Wissenschaftliche Untersuchungen von Kommission E, ESCOP und HMPC bescheinigen sowohl dem Süßfenchel als auch dem Bitterfenchel folgende Wirkungen:
spasmolytisch (krampflösend)
karminativ (entblähend)
schwach antimikrobielle (= wirksam gegen Mikroorganismen wie Bakterien, Pilze, Hefen)
Erhöhung der mukoziliären Aktivität ( = Selbstreinigungsmechanismus der Bronchien fördernd)
Medizinische Zubereitungen:
- Fencheltee kann aus Blättern und Früchten („Samen“) des Bitterfenchels gebraut werden, doch schmeckt er aus Süßfenchel ( = Gewürzfenchel ) zubereitet angenehmer. Zubereitung siehe dort!
- Fenchelfrüchte direkt anwenden: Bei Verdauungsbeschwerden wie Blähungen und Krämpfen, denen keine ernsthafte organische Erkrankung zugrunde liegt, sind ein halber bis ein ganzer Teelöffel Fenchelfrüchte (oder Kümmel), die direkt in den Mund genommen, zerbissen und geschluckt werden, eine schnelle Hilfe. Sie gehören in jede Reiseapotheke!
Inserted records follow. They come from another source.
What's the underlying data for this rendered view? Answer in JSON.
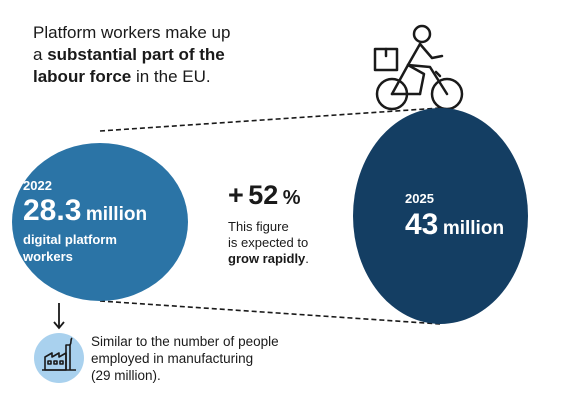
{
  "intro": {
    "part1": "Platform workers make up",
    "part2": "a ",
    "bold1": "substantial part of the",
    "bold2": "labour force",
    "part3": " in the EU."
  },
  "left_circle": {
    "year": "2022",
    "value": "28.3",
    "unit": "million",
    "label_line1": "digital platform",
    "label_line2": "workers"
  },
  "middle": {
    "sign": "+",
    "value": "52",
    "unit": "%",
    "line1": "This figure",
    "line2": "is expected to",
    "bold": "grow rapidly",
    "end": "."
  },
  "right_circle": {
    "year": "2025",
    "value": "43",
    "unit": "million"
  },
  "bottom": {
    "line1": "Similar to the number of people",
    "line2": "employed in manufacturing",
    "line3": "(29 million)."
  },
  "colors": {
    "circle_2022": "#2b74a6",
    "circle_2025": "#143e63",
    "factory_bg": "#a9d1ee",
    "text": "#1a1a1a"
  },
  "icons": [
    "cyclist-delivery-icon",
    "factory-icon",
    "arrow-down-icon"
  ]
}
- Ätherisches Fenchöl wird sowohl aus Süßfenchel als auch aus Bitterfenchel gewonnen.
- Verdünntes ätherisches "Fenchelöl Süß" aus Foeniculum vulgare dulce empfiehlt sich als Massageöl.
- Ätherische Öle aus Bitterfenchel - "Bitterfenchelöl" (Foeniculi amari fructus aetheroleum) und "Bitterer-Fenchel-Kraut-Öl" (Foeniculi amari herbae aetheroleum) - werden verdünnt für medizinische Zwecke eingenommen. Ihre Zusammensetzung ist im Europäischen Arzneibuch festgelegt.
- Fenchelsirup und Fenchelhonig enthalten laut „Pschyrembel Naturkunde“ 0,5 % äth. Fenchelöl des Bitterfenchels (= Foeniculi amari). Fenchelsirup und Fenchelhonig werden vor allem in der Kinderheilkunde in der Tagesdosis von 10 – 20 g bei Verdauungsbeschwerden und Katarrhen der oberen Atmungswege gerne eingesetzt, sollten aber nicht länger als 2 Wochen angewendet werden.
- Fencheltinktur kann eine schnelle und wirksame Hilfe bei Verdauungsbeschwerden wie Blähungen, Völlegefühl und Aufstoßen sein. Tagesdosis für Erwachsene: 5 – 7,5 g. ( Bemerkung: 1 Liter Wasser wiegt 1000 g, 1 Liter Alkohol 60% wiegt rund 900 g. Das ergibt also 2 Teelöffel Fencheltinktur 60 % als Tagesdosis, und das zeitlich begrenzt auf 2-mal 3 Wochen mit einer Woche ohne Tinktur als Puffer dazwischen.) Für die Einnahme kann die Tinktur mit Wasser vermischt werden.